Democratic free markets have provided benefits to society in health, wealth, education and freedom for over 200 years. No other system of government comes close to these accomplishments, in our view. The high levels of uncertainty about the future of the economy, and the often unorthodox or anti-market policies being adopted to cope with that uncertainty, we believe, are putting continued societal benefits at risk. Here is some quotes that articulate our concerns:
- “Capitalism succeeds not because it is based on greed, but because the freedom to trade and do business with others is in harmony with our God-given nature.” Arthur Brooks, Professor of the Practice of Public Leadership, Harvard Kennedy School and Professor of Management Practice, Harvard Business School, in 2015.
- “In the private sector, we often have to remind ourselves to celebrate success because competition forces us to focus on solving problems and striving for continuous improvement.” Ron Johnson, U.S. Senator for Wisconsin, in 2021.
- “Easy credit feeds our love of immediate gratification, distorts self-regulation and diminishes prudent market behavior, creating a destabilizing positive-feedback loop.” Peter C. Whybrow, English psychiatrist, Award-winning author, and Distinguished Professor in the Department of Psychiatry and Biobehavioral Sciences at UCLA, in 2015.
- “It’s fair to say that $12.3 trillion of stimulus seems to have killed off the U.S. credit default cycle. Almost all fear of bankruptcy has been obliterated from debt markets” Lisa Abramowicz, Journalist on Bloomberg Radio and Television, in 2021.
- “Capitalism doesn’t work unless capital costs something and markets don’t work unless they’re allowed to rise and fall.” Sheila Bair, Former Chair of the U.S. Federal Deposit Insurance Corporation, in 2021.
- “The first panacea for a mismanaged nation is inflation of the currency; the second is war. Both bring a temporary prosperity; both bring a permanent ruin. But both are the refuge of political and economic opportunists.” Ernest Hemingway in 1935.
- “Overall, the U.S. economy seems likely to expand at a moderate pace over the second half of 2007, with growth then strengthening a bit in 2008 to a rate close to the economy’s underlying trend.” Ben Bernanke, American economist at the Brookings Institution and former Chair of the Federal Reserve, in 2007.
- “Inflation has increased notably and will likely remain elevated in coming months before moderating.” Jerome Powell, Chair of the Federal Reserve, in 2021.
- “Information is too voluminous, diffuse, and dynamic for central authorities to plan the economy successfully. Even the world’s smartest people and most competent governments don’t possess enough knowledge to micromanage sprawling complex systems. Instead, a diversity of opinions – in science, business and policy – helps us correct errors and climb the ladder of progress and truth.” Brett Swanson’s 2021 synopsis of Friedrich Hayek’s 1974 Nobel Prize Lecture.
- “I’ve spent my career talking about ‘why would you want to own gold?’ It has no income, it costs to store. And yet, when you see the debasement of the currency, you say, what am I going to hold on to?” Sam Zell, Founder and Chairman of Equity Group Investments, in 2021.
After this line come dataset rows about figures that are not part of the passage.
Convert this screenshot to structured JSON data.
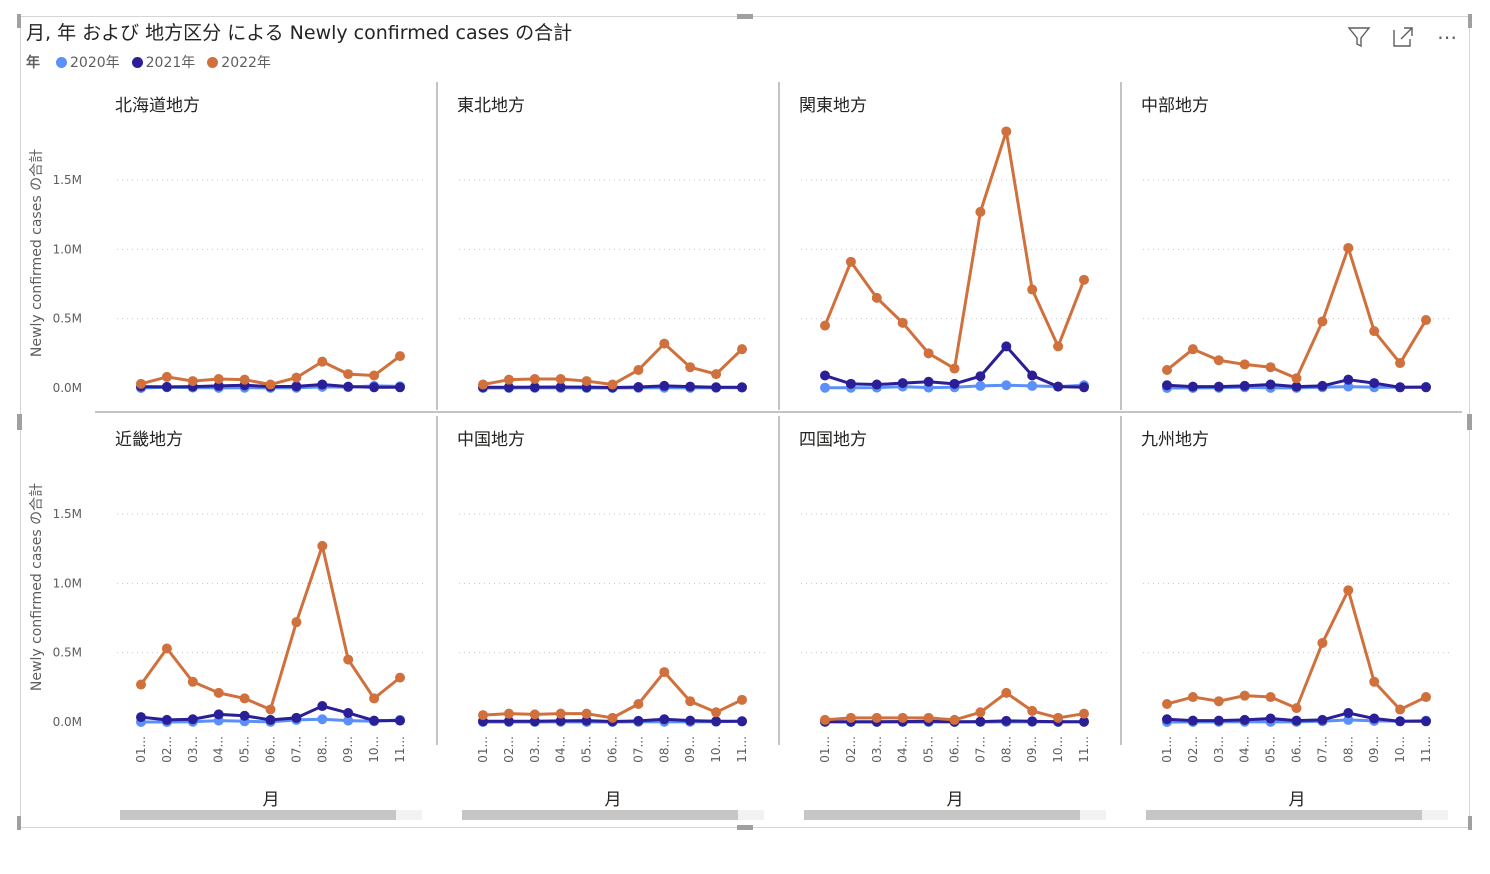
{
  "title": "月, 年 および 地方区分 による Newly confirmed cases の合計",
  "legend": {
    "title": "年",
    "items": [
      {
        "label": "2020年",
        "color": "#5b8ff9"
      },
      {
        "label": "2021年",
        "color": "#2b1f97"
      },
      {
        "label": "2022年",
        "color": "#d0703c"
      }
    ]
  },
  "toolbar": {
    "filter_icon": "filter-icon",
    "focus_icon": "focus-mode-icon",
    "more_icon": "more-options-icon",
    "more_label": "⋯"
  },
  "chart_data": {
    "type": "line",
    "ylabel": "Newly confirmed cases の合計",
    "xlabel": "月",
    "ylim": [
      0,
      1850000
    ],
    "yticks": [
      0,
      500000,
      1000000,
      1500000
    ],
    "ytick_labels": [
      "0.0M",
      "0.5M",
      "1.0M",
      "1.5M"
    ],
    "categories": [
      "01...",
      "02...",
      "03...",
      "04...",
      "05...",
      "06...",
      "07...",
      "08...",
      "09...",
      "10...",
      "11..."
    ],
    "grid": true,
    "legend_position": "top-left",
    "panels": [
      {
        "name": "北海道地方",
        "series": [
          {
            "name": "2020年",
            "values": [
              0,
              5000,
              3000,
              1000,
              2000,
              1000,
              2000,
              8000,
              6000,
              15000,
              12000
            ]
          },
          {
            "name": "2021年",
            "values": [
              10000,
              8000,
              10000,
              15000,
              20000,
              10000,
              12000,
              25000,
              10000,
              5000,
              5000
            ]
          },
          {
            "name": "2022年",
            "values": [
              30000,
              80000,
              50000,
              65000,
              60000,
              25000,
              75000,
              190000,
              100000,
              90000,
              230000
            ]
          }
        ]
      },
      {
        "name": "東北地方",
        "series": [
          {
            "name": "2020年",
            "values": [
              0,
              0,
              1000,
              1000,
              0,
              0,
              1000,
              2000,
              1000,
              2000,
              3000
            ]
          },
          {
            "name": "2021年",
            "values": [
              5000,
              5000,
              6000,
              7000,
              6000,
              4000,
              7000,
              15000,
              10000,
              5000,
              5000
            ]
          },
          {
            "name": "2022年",
            "values": [
              25000,
              60000,
              65000,
              65000,
              50000,
              25000,
              130000,
              320000,
              150000,
              100000,
              280000
            ]
          }
        ]
      },
      {
        "name": "関東地方",
        "series": [
          {
            "name": "2020年",
            "values": [
              2000,
              2000,
              3000,
              10000,
              3000,
              5000,
              15000,
              20000,
              15000,
              10000,
              20000
            ]
          },
          {
            "name": "2021年",
            "values": [
              90000,
              30000,
              25000,
              35000,
              45000,
              30000,
              85000,
              300000,
              90000,
              10000,
              5000
            ]
          },
          {
            "name": "2022年",
            "values": [
              450000,
              910000,
              650000,
              470000,
              250000,
              140000,
              1270000,
              1850000,
              710000,
              300000,
              780000
            ]
          }
        ]
      },
      {
        "name": "中部地方",
        "series": [
          {
            "name": "2020年",
            "values": [
              0,
              0,
              2000,
              5000,
              1000,
              1000,
              5000,
              10000,
              5000,
              5000,
              8000
            ]
          },
          {
            "name": "2021年",
            "values": [
              20000,
              10000,
              10000,
              15000,
              25000,
              10000,
              15000,
              60000,
              35000,
              5000,
              5000
            ]
          },
          {
            "name": "2022年",
            "values": [
              130000,
              280000,
              200000,
              170000,
              150000,
              70000,
              480000,
              1010000,
              410000,
              180000,
              490000
            ]
          }
        ]
      },
      {
        "name": "近畿地方",
        "series": [
          {
            "name": "2020年",
            "values": [
              0,
              0,
              2000,
              10000,
              5000,
              1000,
              15000,
              20000,
              10000,
              5000,
              15000
            ]
          },
          {
            "name": "2021年",
            "values": [
              35000,
              15000,
              20000,
              55000,
              45000,
              15000,
              30000,
              115000,
              65000,
              10000,
              10000
            ]
          },
          {
            "name": "2022年",
            "values": [
              270000,
              530000,
              290000,
              210000,
              170000,
              90000,
              720000,
              1270000,
              450000,
              170000,
              320000
            ]
          }
        ]
      },
      {
        "name": "中国地方",
        "series": [
          {
            "name": "2020年",
            "values": [
              0,
              0,
              0,
              1000,
              0,
              0,
              1000,
              2000,
              1000,
              2000,
              5000
            ]
          },
          {
            "name": "2021年",
            "values": [
              5000,
              5000,
              5000,
              8000,
              10000,
              4000,
              8000,
              20000,
              10000,
              5000,
              5000
            ]
          },
          {
            "name": "2022年",
            "values": [
              50000,
              60000,
              55000,
              60000,
              60000,
              30000,
              130000,
              360000,
              150000,
              70000,
              160000
            ]
          }
        ]
      },
      {
        "name": "四国地方",
        "series": [
          {
            "name": "2020年",
            "values": [
              0,
              0,
              0,
              0,
              0,
              0,
              0,
              1000,
              1000,
              1000,
              2000
            ]
          },
          {
            "name": "2021年",
            "values": [
              3000,
              2000,
              2000,
              3000,
              5000,
              2000,
              3000,
              8000,
              5000,
              2000,
              2000
            ]
          },
          {
            "name": "2022年",
            "values": [
              15000,
              30000,
              30000,
              30000,
              30000,
              15000,
              70000,
              210000,
              80000,
              30000,
              60000
            ]
          }
        ]
      },
      {
        "name": "九州地方",
        "series": [
          {
            "name": "2020年",
            "values": [
              0,
              0,
              1000,
              2000,
              1000,
              1000,
              5000,
              15000,
              8000,
              5000,
              10000
            ]
          },
          {
            "name": "2021年",
            "values": [
              20000,
              10000,
              10000,
              15000,
              25000,
              10000,
              15000,
              65000,
              25000,
              5000,
              5000
            ]
          },
          {
            "name": "2022年",
            "values": [
              130000,
              180000,
              150000,
              190000,
              180000,
              100000,
              570000,
              950000,
              290000,
              90000,
              180000
            ]
          }
        ]
      }
    ]
  }
}
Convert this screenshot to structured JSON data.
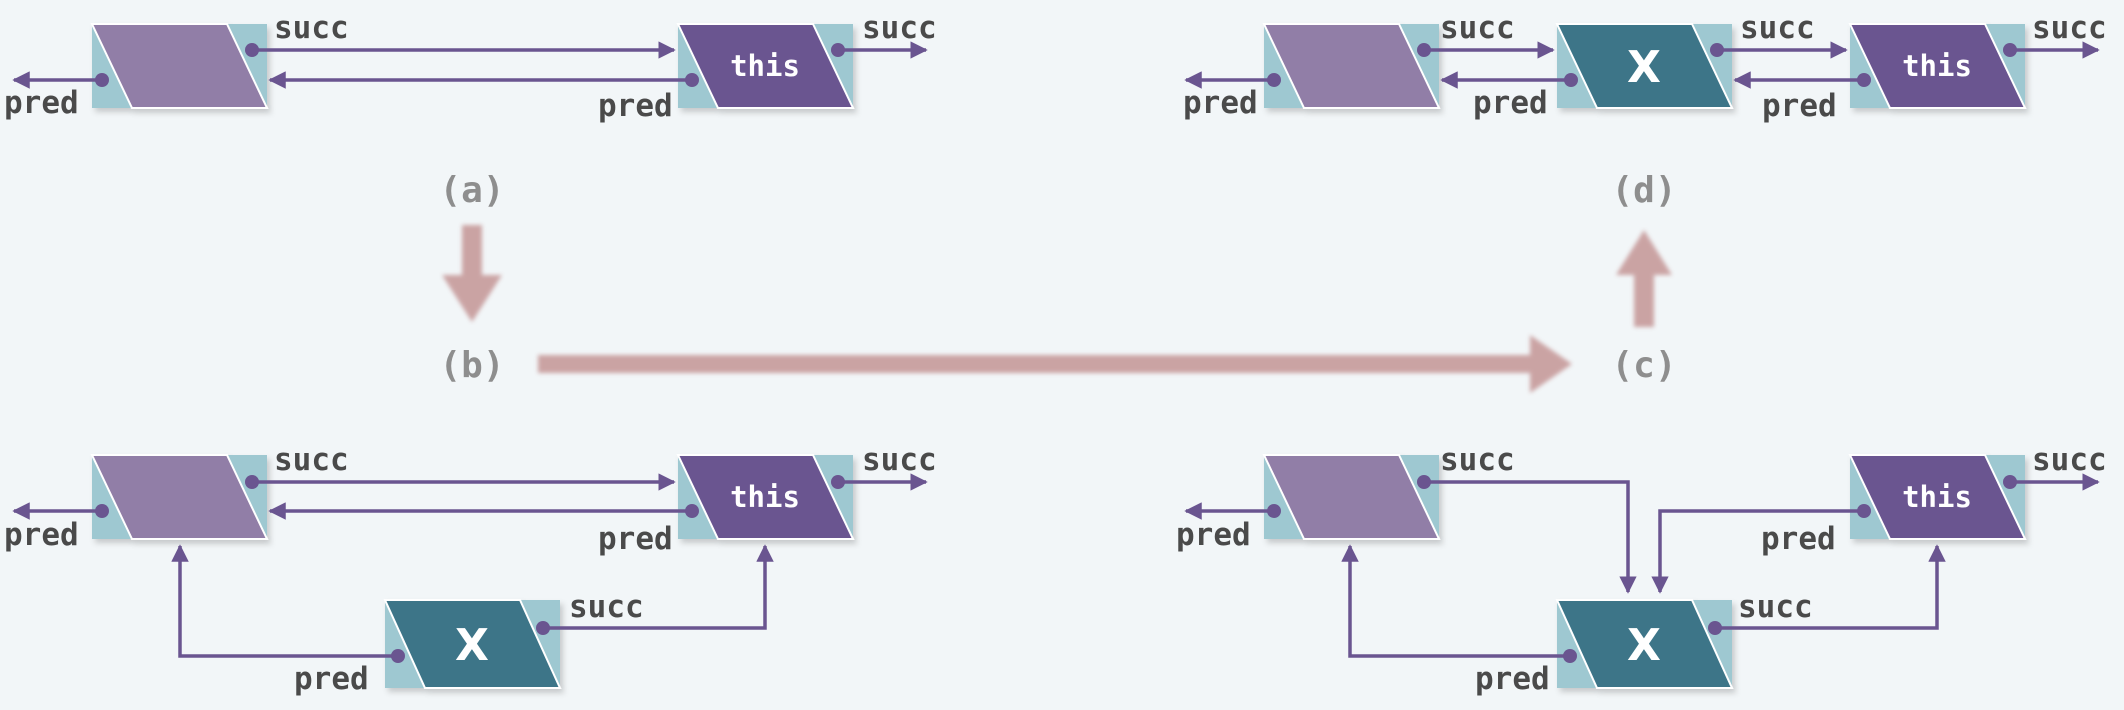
{
  "labels": {
    "succ": "succ",
    "pred": "pred",
    "this": "this",
    "x": "X"
  },
  "steps": {
    "a": "(a)",
    "b": "(b)",
    "c": "(c)",
    "d": "(d)"
  },
  "colors": {
    "background": "#f2f6f8",
    "cell": "#9ec8d1",
    "pred_node": "#917ea7",
    "this_node": "#6a5590",
    "x_node": "#3c7588",
    "link": "#6a5590",
    "step_arrow": "#c49595",
    "text": "#4a4a4a"
  }
}
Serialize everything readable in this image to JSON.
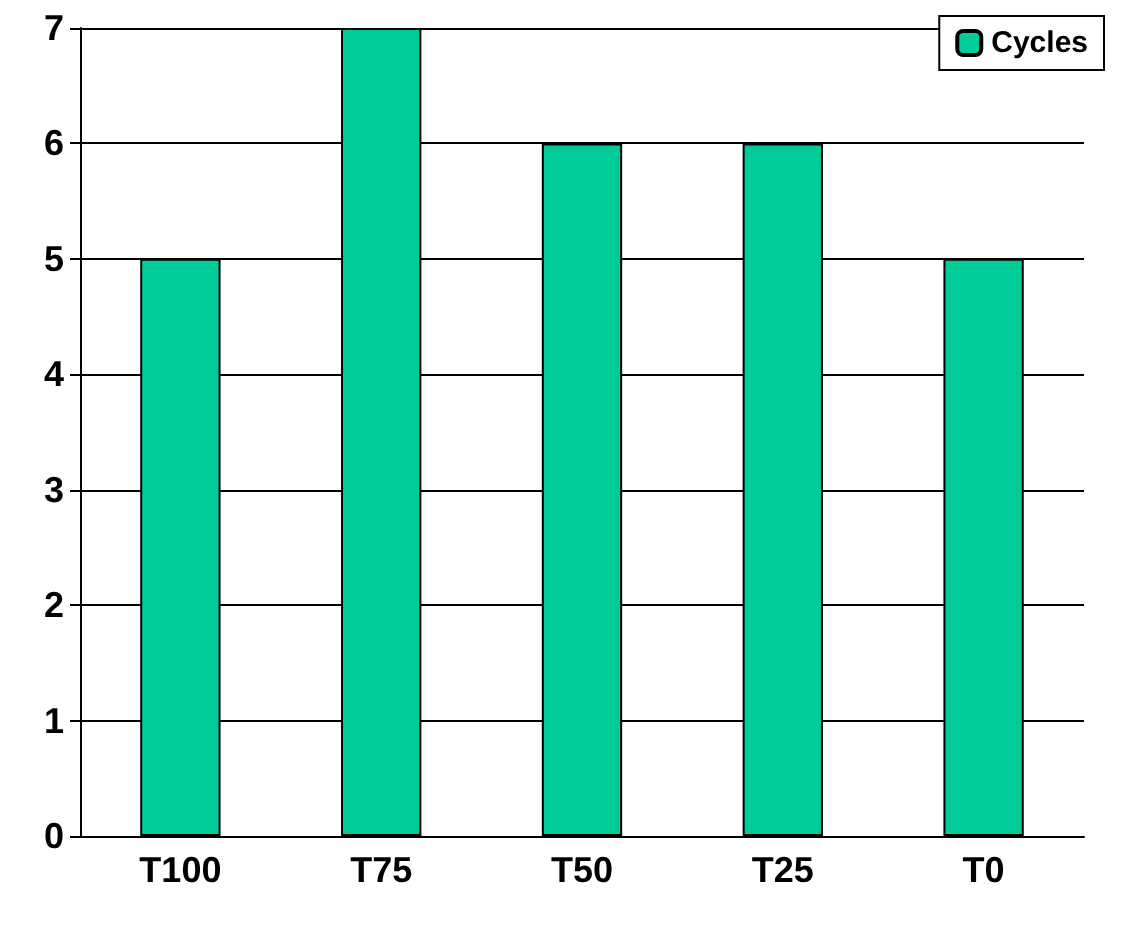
{
  "chart_data": {
    "type": "bar",
    "categories": [
      "T100",
      "T75",
      "T50",
      "T25",
      "T0"
    ],
    "series": [
      {
        "name": "Cycles",
        "color": "#00cc99",
        "values": [
          5,
          7,
          6,
          6,
          5
        ]
      }
    ],
    "ylim": [
      0,
      7
    ],
    "yticks": [
      0,
      1,
      2,
      3,
      4,
      5,
      6,
      7
    ],
    "grid": "y",
    "legend": "top right"
  }
}
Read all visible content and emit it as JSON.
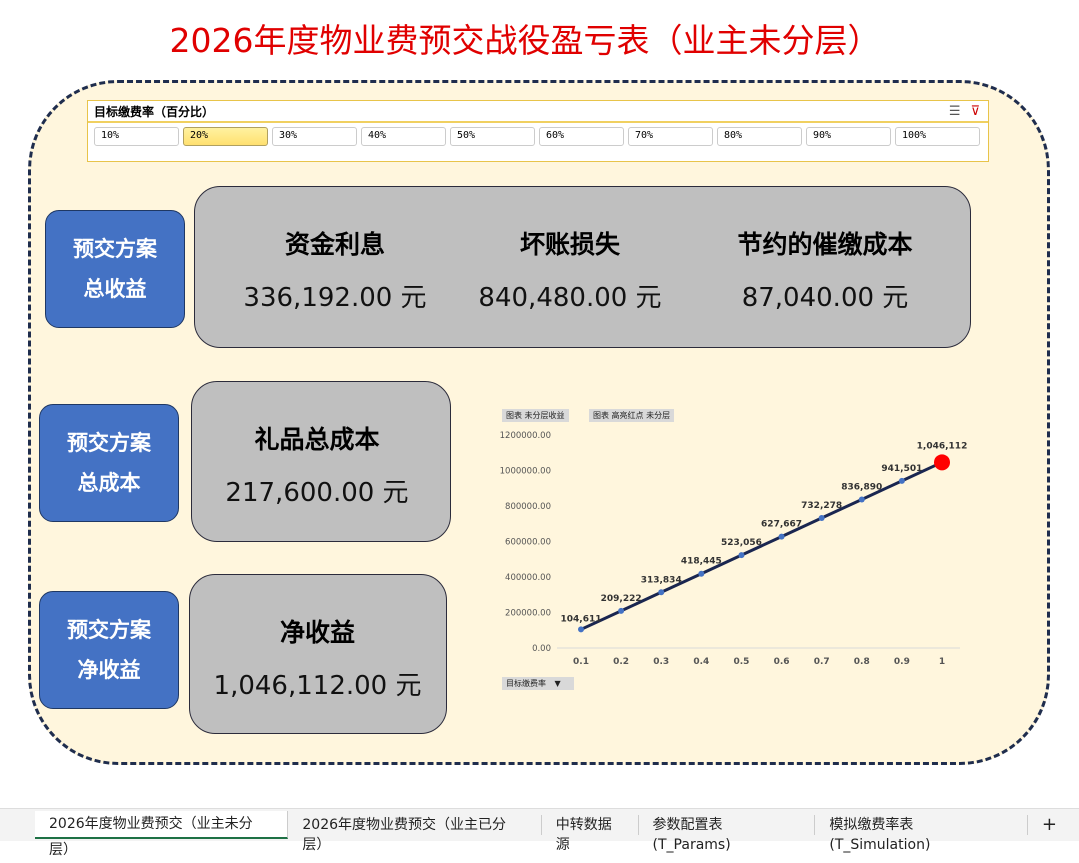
{
  "title": "2026年度物业费预交战役盈亏表（业主未分层）",
  "slicer": {
    "title": "目标缴费率（百分比）",
    "icons": [
      "multi-select-icon",
      "clear-filter-icon"
    ],
    "items": [
      "10%",
      "20%",
      "30%",
      "40%",
      "50%",
      "60%",
      "70%",
      "80%",
      "90%",
      "100%"
    ],
    "selected": "20%"
  },
  "revenue": {
    "label_line1": "预交方案",
    "label_line2": "总收益",
    "metrics": [
      {
        "label": "资金利息",
        "value": "336,192.00 元"
      },
      {
        "label": "坏账损失",
        "value": "840,480.00 元"
      },
      {
        "label": "节约的催缴成本",
        "value": "87,040.00 元"
      }
    ]
  },
  "cost": {
    "label_line1": "预交方案",
    "label_line2": "总成本",
    "metric": {
      "label": "礼品总成本",
      "value": "217,600.00 元"
    }
  },
  "net": {
    "label_line1": "预交方案",
    "label_line2": "净收益",
    "metric": {
      "label": "净收益",
      "value": "1,046,112.00 元"
    }
  },
  "chart_buttons": [
    "图表 未分层收益",
    "图表 高亮红点 未分层"
  ],
  "chart_filter": "目标缴费率",
  "chart_data": {
    "type": "line",
    "x": [
      0.1,
      0.2,
      0.3,
      0.4,
      0.5,
      0.6,
      0.7,
      0.8,
      0.9,
      1
    ],
    "x_tick_labels": [
      "0.1",
      "0.2",
      "0.3",
      "0.4",
      "0.5",
      "0.6",
      "0.7",
      "0.8",
      "0.9",
      "1"
    ],
    "values": [
      104611,
      209222,
      313834,
      418445,
      523056,
      627667,
      732278,
      836890,
      941501,
      1046112
    ],
    "data_labels": [
      "104,611",
      "209,222",
      "313,834",
      "418,445",
      "523,056",
      "627,667",
      "732,278",
      "836,890",
      "941,501",
      "1,046,112"
    ],
    "ylim": [
      0,
      1200000
    ],
    "y_tick_labels": [
      "0.00",
      "200000.00",
      "400000.00",
      "600000.00",
      "800000.00",
      "1000000.00",
      "1200000.00"
    ],
    "highlight_index": 9,
    "line_color": "#1a2650",
    "marker_color": "#4472c4",
    "highlight_color": "#ff0000",
    "grid": false
  },
  "tabs": [
    "2026年度物业费预交（业主未分层）",
    "2026年度物业费预交（业主已分层）",
    "中转数据源",
    "参数配置表 (T_Params)",
    "模拟缴费率表 (T_Simulation)"
  ],
  "add_tab": "+"
}
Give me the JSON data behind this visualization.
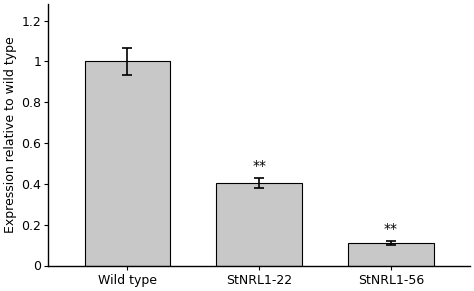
{
  "categories": [
    "Wild type",
    "StNRL1-22",
    "StNRL1-56"
  ],
  "values": [
    1.0,
    0.405,
    0.11
  ],
  "errors": [
    0.065,
    0.025,
    0.008
  ],
  "bar_color": "#c8c8c8",
  "bar_edgecolor": "#000000",
  "error_color": "#000000",
  "ylabel": "Expression relative to wild type",
  "ylim": [
    0,
    1.28
  ],
  "yticks": [
    0,
    0.2,
    0.4,
    0.6,
    0.8,
    1.0,
    1.2
  ],
  "ytick_labels": [
    "0",
    "0.2",
    "0.4",
    "0.6",
    "0.8",
    "1",
    "1.2"
  ],
  "significance": [
    "",
    "**",
    "**"
  ],
  "sig_fontsize": 10,
  "ylabel_fontsize": 9,
  "tick_fontsize": 9,
  "bar_width": 0.65,
  "figsize": [
    4.74,
    2.91
  ],
  "dpi": 100
}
We have deep concerns regarding the risks that unconventional fiscal and monetary policies pose to free markets and capitalism. These policies have created excessive debt, ballooning money supply, asset bubbles, inflation, risky investment behavior, and elevated levels of uncertainty. In addition, well intentioned policies and regulations to promote social justice or climate control also risk unintended consequences that might undermine business and society. While we find these witty and concise quotes from economists, writers, and investors who share our view enlightening, investors should take these seriously and consider gold, an asset class with a recognised track record of offsetting pervasive market risk.